A trust-based P2P resource search method integrating with Q-learning for future Internet

作者:Liu Huan lin; Chen Gao xiang; Chen Yong*; Chen Qian bin
来源:Peer-to-Peer Networking and Applications, 2015, 8(3): 532-542.
DOI:10.1007/s12083-014-0279-x

摘要

Since Peer-to-Peer technology plays a vital role in the future Internet, such as the P2P video service Voddler, music service Spotify and Symform are designed for cloud storage aroused users' high interest. The P2P system has been attracting more and more attention on resource location and service discovery. To find the desired resources and achieve file sharing more effectively and smoothly, we propose a novel P2P search method integrating trust mechanism with Q-learning method (SMITQ) for future Internet in this paper. Q-learning, which is one of the most important reinforcement learning models with the self-adaption and feedback learning mechanism, facilitates P2P searching efficiency and would be widely used in routing-aware for future Internet.

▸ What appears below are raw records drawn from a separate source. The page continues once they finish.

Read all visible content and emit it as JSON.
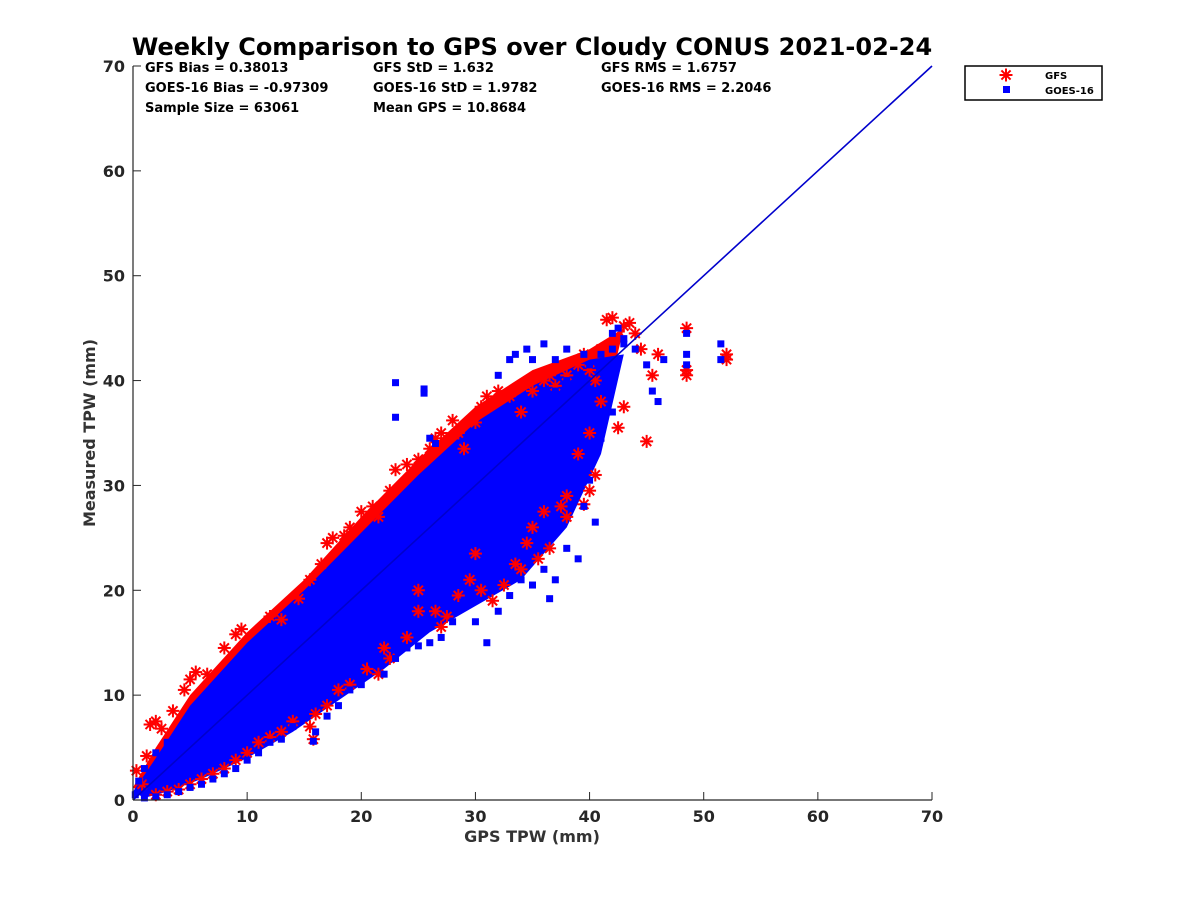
{
  "chart_data": {
    "type": "scatter",
    "title": "Weekly Comparison to GPS over Cloudy CONUS 2021-02-24",
    "xlabel": "GPS TPW (mm)",
    "ylabel": "Measured TPW (mm)",
    "xlim": [
      0,
      70
    ],
    "ylim": [
      0,
      70
    ],
    "xticks": [
      0,
      10,
      20,
      30,
      40,
      50,
      60,
      70
    ],
    "yticks": [
      0,
      10,
      20,
      30,
      40,
      50,
      60,
      70
    ],
    "grid": false,
    "legend_position": "top-right outside",
    "colors": {
      "GFS": "#ff0000",
      "GOES-16": "#0000ff",
      "one_to_one": "#0000cc"
    },
    "reference_line": {
      "x": [
        0,
        70
      ],
      "y": [
        0,
        70
      ]
    },
    "stats": [
      "GFS Bias = 0.38013",
      "GFS StD = 1.632",
      "GFS RMS = 1.6757",
      "GOES-16 Bias = -0.97309",
      "GOES-16 StD = 1.9782",
      "GOES-16 RMS = 2.2046",
      "Sample Size = 63061",
      "Mean GPS = 10.8684"
    ],
    "series": [
      {
        "name": "GFS",
        "marker": "asterisk",
        "points": [
          [
            0.3,
            2.8
          ],
          [
            0.8,
            1.5
          ],
          [
            1.2,
            4.2
          ],
          [
            1.5,
            7.2
          ],
          [
            2,
            7.5
          ],
          [
            2.5,
            6.8
          ],
          [
            3.5,
            8.5
          ],
          [
            4.5,
            10.5
          ],
          [
            5,
            11.5
          ],
          [
            5.5,
            12.2
          ],
          [
            6.5,
            12
          ],
          [
            8,
            14.5
          ],
          [
            9,
            15.8
          ],
          [
            9.5,
            16.3
          ],
          [
            12,
            17.5
          ],
          [
            13,
            17.2
          ],
          [
            14.5,
            19.2
          ],
          [
            15.5,
            21
          ],
          [
            16.5,
            22.5
          ],
          [
            17,
            24.5
          ],
          [
            17.5,
            25
          ],
          [
            18.5,
            25.2
          ],
          [
            19,
            26
          ],
          [
            20,
            27.5
          ],
          [
            21,
            28
          ],
          [
            21.5,
            27
          ],
          [
            22.5,
            29.5
          ],
          [
            23,
            31.5
          ],
          [
            24,
            32
          ],
          [
            25,
            32.5
          ],
          [
            26,
            33.5
          ],
          [
            26.5,
            34.5
          ],
          [
            27,
            35
          ],
          [
            28,
            36.2
          ],
          [
            28.5,
            35
          ],
          [
            29,
            33.5
          ],
          [
            30,
            36
          ],
          [
            30.5,
            37.5
          ],
          [
            31,
            38.5
          ],
          [
            32,
            39
          ],
          [
            33,
            38.5
          ],
          [
            34,
            37
          ],
          [
            35,
            39
          ],
          [
            36,
            40
          ],
          [
            36.5,
            40.5
          ],
          [
            37,
            39.5
          ],
          [
            38,
            40.5
          ],
          [
            39,
            41.5
          ],
          [
            39.5,
            42.5
          ],
          [
            40,
            41
          ],
          [
            40.5,
            40
          ],
          [
            41,
            43
          ],
          [
            41.5,
            45.8
          ],
          [
            42,
            46
          ],
          [
            42.5,
            44
          ],
          [
            43,
            45.2
          ],
          [
            43.5,
            45.5
          ],
          [
            44,
            44.5
          ],
          [
            41,
            38
          ],
          [
            40,
            35
          ],
          [
            39,
            33
          ],
          [
            38,
            29
          ],
          [
            37.5,
            28
          ],
          [
            36,
            27.5
          ],
          [
            35,
            26
          ],
          [
            34.5,
            24.5
          ],
          [
            33.5,
            22.5
          ],
          [
            32.5,
            20.5
          ],
          [
            31.5,
            19
          ],
          [
            30.5,
            20
          ],
          [
            29.5,
            21
          ],
          [
            28.5,
            19.5
          ],
          [
            27.5,
            17.5
          ],
          [
            27,
            16.5
          ],
          [
            26.5,
            18
          ],
          [
            25,
            18
          ],
          [
            24,
            15.5
          ],
          [
            22.5,
            13.5
          ],
          [
            22,
            14.5
          ],
          [
            21.5,
            12
          ],
          [
            20.5,
            12.5
          ],
          [
            19,
            11
          ],
          [
            18,
            10.5
          ],
          [
            17,
            9
          ],
          [
            16,
            8.2
          ],
          [
            15.5,
            7
          ],
          [
            15.8,
            5.8
          ],
          [
            14,
            7.5
          ],
          [
            13,
            6.5
          ],
          [
            12,
            6
          ],
          [
            11,
            5.5
          ],
          [
            10,
            4.5
          ],
          [
            9,
            3.8
          ],
          [
            8,
            3
          ],
          [
            7,
            2.5
          ],
          [
            6,
            2
          ],
          [
            5,
            1.5
          ],
          [
            4,
            1
          ],
          [
            3,
            0.8
          ],
          [
            2,
            0.5
          ],
          [
            43,
            37.5
          ],
          [
            42.5,
            35.5
          ],
          [
            44.5,
            43
          ],
          [
            45,
            34.2
          ],
          [
            45.5,
            40.5
          ],
          [
            46,
            42.5
          ],
          [
            48.5,
            41
          ],
          [
            48.5,
            40.5
          ],
          [
            48.5,
            45
          ],
          [
            52,
            42
          ],
          [
            52,
            42.5
          ],
          [
            40.5,
            31
          ],
          [
            40,
            29.5
          ],
          [
            39.5,
            28.2
          ],
          [
            38,
            27
          ],
          [
            36.5,
            24
          ],
          [
            35.5,
            23
          ],
          [
            34,
            22
          ],
          [
            30,
            23.5
          ],
          [
            25,
            20
          ]
        ]
      },
      {
        "name": "GOES-16",
        "marker": "square",
        "points": [
          [
            0.2,
            0.5
          ],
          [
            0.5,
            1.8
          ],
          [
            1,
            3
          ],
          [
            1.5,
            2
          ],
          [
            2,
            4.5
          ],
          [
            3,
            5.5
          ],
          [
            3.5,
            3.5
          ],
          [
            4,
            6.5
          ],
          [
            5,
            7.5
          ],
          [
            5.5,
            5
          ],
          [
            6,
            8.5
          ],
          [
            7,
            9.5
          ],
          [
            7.5,
            7
          ],
          [
            8,
            10.5
          ],
          [
            9,
            11.5
          ],
          [
            9.5,
            9
          ],
          [
            10,
            12
          ],
          [
            11,
            13
          ],
          [
            11.5,
            10.5
          ],
          [
            12,
            14
          ],
          [
            13,
            15
          ],
          [
            13.5,
            12.5
          ],
          [
            14,
            16
          ],
          [
            15,
            17
          ],
          [
            15.5,
            14.5
          ],
          [
            16,
            18
          ],
          [
            17,
            19
          ],
          [
            17.5,
            16.5
          ],
          [
            18,
            20
          ],
          [
            19,
            21
          ],
          [
            19.5,
            18.5
          ],
          [
            20,
            22
          ],
          [
            21,
            23
          ],
          [
            21.5,
            20.5
          ],
          [
            22,
            24
          ],
          [
            23,
            25
          ],
          [
            23.5,
            22.5
          ],
          [
            24,
            26
          ],
          [
            25,
            27
          ],
          [
            25.5,
            24.5
          ],
          [
            26,
            28
          ],
          [
            27,
            29
          ],
          [
            27.5,
            26.5
          ],
          [
            28,
            30
          ],
          [
            29,
            31
          ],
          [
            29.5,
            28.5
          ],
          [
            30,
            32
          ],
          [
            31,
            33
          ],
          [
            31.5,
            30.5
          ],
          [
            32,
            34
          ],
          [
            33,
            35
          ],
          [
            33.5,
            32.5
          ],
          [
            34,
            36
          ],
          [
            35,
            37
          ],
          [
            35.5,
            34.5
          ],
          [
            36,
            38
          ],
          [
            37,
            39
          ],
          [
            37.5,
            36.5
          ],
          [
            38,
            40
          ],
          [
            39,
            40.5
          ],
          [
            39.5,
            38.5
          ],
          [
            40,
            41.5
          ],
          [
            41,
            42.5
          ],
          [
            41.5,
            40
          ],
          [
            42,
            43
          ],
          [
            43,
            43.5
          ],
          [
            23,
            39.8
          ],
          [
            23,
            36.5
          ],
          [
            25.5,
            39.2
          ],
          [
            25.5,
            38.8
          ],
          [
            26,
            34.5
          ],
          [
            26.5,
            34
          ],
          [
            32,
            40.5
          ],
          [
            33,
            42
          ],
          [
            33.5,
            42.5
          ],
          [
            34.5,
            43
          ],
          [
            35,
            42
          ],
          [
            36,
            43.5
          ],
          [
            37,
            42
          ],
          [
            38,
            43
          ],
          [
            39.5,
            42.5
          ],
          [
            42,
            44.5
          ],
          [
            42.5,
            45
          ],
          [
            43,
            44
          ],
          [
            44,
            43
          ],
          [
            45,
            41.5
          ],
          [
            45.5,
            39
          ],
          [
            46,
            38
          ],
          [
            46.5,
            42
          ],
          [
            48.5,
            42.5
          ],
          [
            48.5,
            41.5
          ],
          [
            48.5,
            44.5
          ],
          [
            51.5,
            43.5
          ],
          [
            51.5,
            42
          ],
          [
            42,
            37
          ],
          [
            41,
            34.5
          ],
          [
            40,
            32
          ],
          [
            40,
            30.5
          ],
          [
            39.5,
            28
          ],
          [
            40.5,
            26.5
          ],
          [
            39,
            23
          ],
          [
            38,
            24
          ],
          [
            37,
            21
          ],
          [
            36.5,
            19.2
          ],
          [
            36,
            22
          ],
          [
            35,
            20.5
          ],
          [
            34,
            21
          ],
          [
            33,
            19.5
          ],
          [
            32,
            18
          ],
          [
            31,
            15
          ],
          [
            30,
            17
          ],
          [
            29,
            19
          ],
          [
            28,
            17
          ],
          [
            27,
            15.5
          ],
          [
            26,
            15
          ],
          [
            25,
            14.7
          ],
          [
            24,
            14.5
          ],
          [
            23,
            13.5
          ],
          [
            22,
            12
          ],
          [
            21,
            13
          ],
          [
            20,
            11
          ],
          [
            19,
            10.5
          ],
          [
            18,
            9
          ],
          [
            17,
            8
          ],
          [
            16,
            6.5
          ],
          [
            15.8,
            5.6
          ],
          [
            14,
            7
          ],
          [
            13,
            5.8
          ],
          [
            12,
            5.5
          ],
          [
            11,
            4.5
          ],
          [
            10,
            3.8
          ],
          [
            9,
            3
          ],
          [
            8,
            2.5
          ],
          [
            7,
            2
          ],
          [
            6,
            1.5
          ],
          [
            5,
            1.2
          ],
          [
            4,
            0.8
          ],
          [
            3,
            0.5
          ],
          [
            2,
            0.3
          ],
          [
            1,
            0.2
          ]
        ]
      }
    ]
  }
}
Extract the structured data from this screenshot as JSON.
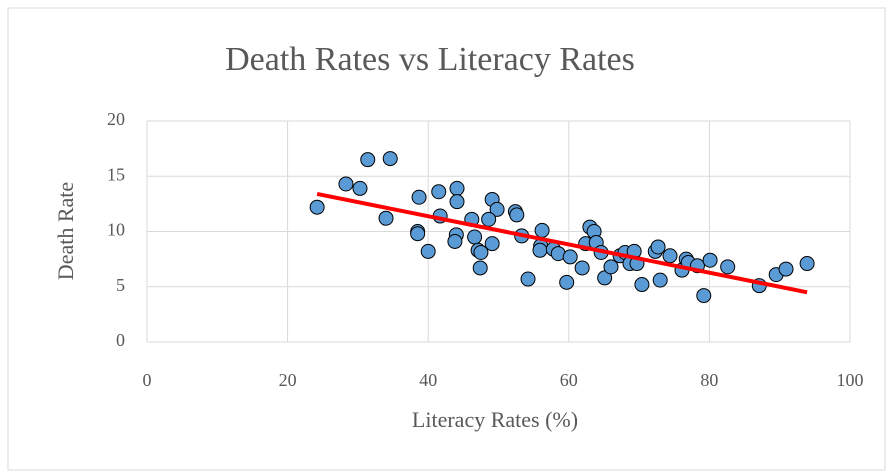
{
  "chart_data": {
    "type": "scatter",
    "title": "Death Rates vs Literacy Rates",
    "x_label": "Literacy Rates (%)",
    "y_label": "Death Rate",
    "x": [
      24.2,
      28.3,
      30.3,
      31.4,
      34.6,
      34.0,
      38.7,
      38.5,
      38.5,
      40.0,
      41.5,
      41.7,
      44.1,
      44.1,
      44.0,
      43.8,
      46.2,
      46.6,
      47.1,
      47.4,
      47.5,
      49.1,
      49.8,
      48.6,
      49.1,
      52.4,
      52.6,
      53.3,
      54.2,
      56.2,
      56.0,
      55.9,
      57.8,
      58.5,
      60.2,
      59.7,
      61.9,
      62.4,
      63.0,
      63.6,
      63.9,
      64.6,
      65.1,
      66.0,
      67.3,
      68.0,
      68.7,
      69.3,
      69.7,
      70.4,
      72.3,
      72.7,
      73.0,
      74.4,
      76.1,
      76.7,
      77.0,
      78.3,
      79.2,
      80.1,
      82.6,
      87.1,
      89.5,
      90.9,
      93.9
    ],
    "values": [
      12.2,
      14.3,
      13.9,
      16.5,
      16.6,
      11.2,
      13.1,
      10.0,
      9.8,
      8.2,
      13.6,
      11.4,
      13.9,
      12.7,
      9.7,
      9.1,
      11.1,
      9.5,
      8.3,
      6.7,
      8.1,
      12.9,
      12.0,
      11.1,
      8.9,
      11.8,
      11.5,
      9.6,
      5.7,
      10.1,
      8.7,
      8.3,
      8.4,
      8.0,
      7.7,
      5.4,
      6.7,
      8.9,
      10.4,
      10.0,
      9.0,
      8.1,
      5.8,
      6.8,
      7.8,
      8.1,
      7.1,
      8.2,
      7.1,
      5.2,
      8.2,
      8.6,
      5.6,
      7.8,
      6.5,
      7.5,
      7.2,
      6.9,
      4.2,
      7.4,
      6.8,
      5.1,
      6.1,
      6.6,
      7.1
    ],
    "color": "#5b9bd5",
    "trendline": {
      "x": [
        24.2,
        93.9
      ],
      "values": [
        13.4,
        4.5
      ],
      "color": "#ff0000"
    },
    "xlim": [
      0,
      100
    ],
    "xticks": [
      0,
      20,
      40,
      60,
      80,
      100
    ],
    "ylim": [
      0,
      20
    ],
    "yticks": [
      0,
      5,
      10,
      15,
      20
    ],
    "grid": true
  }
}
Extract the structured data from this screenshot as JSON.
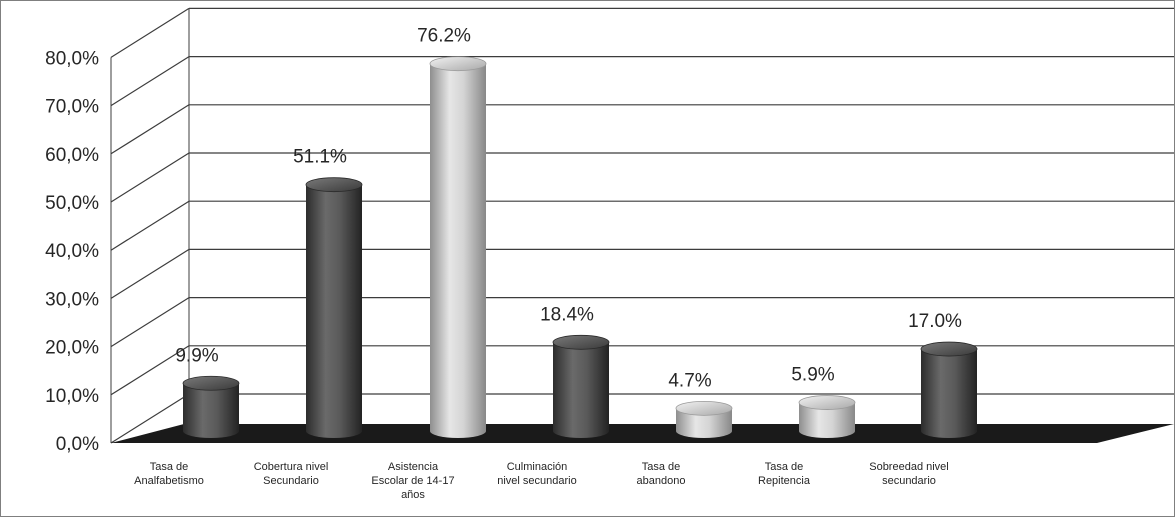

By introducing node trust mechanism, we construct neighbor nodes evaluation matrix to calculate the integrated information entropy of trust values and Q-values. The neighbor node with maximum integrated information entropy is selected as next hop to forward query message, which can avoid searching process with low efficiency due to the lack of information in Q table at initial search stage. The SMITQ method can speed up Q-learning process and provide an efficient method to select the neighbor node with the query resource. Simulation results indicate that the proposed method can obtain the highest success rate with the fewest duplicated messages as well as the shortest response time comparing with the Q-learning method and random walk method.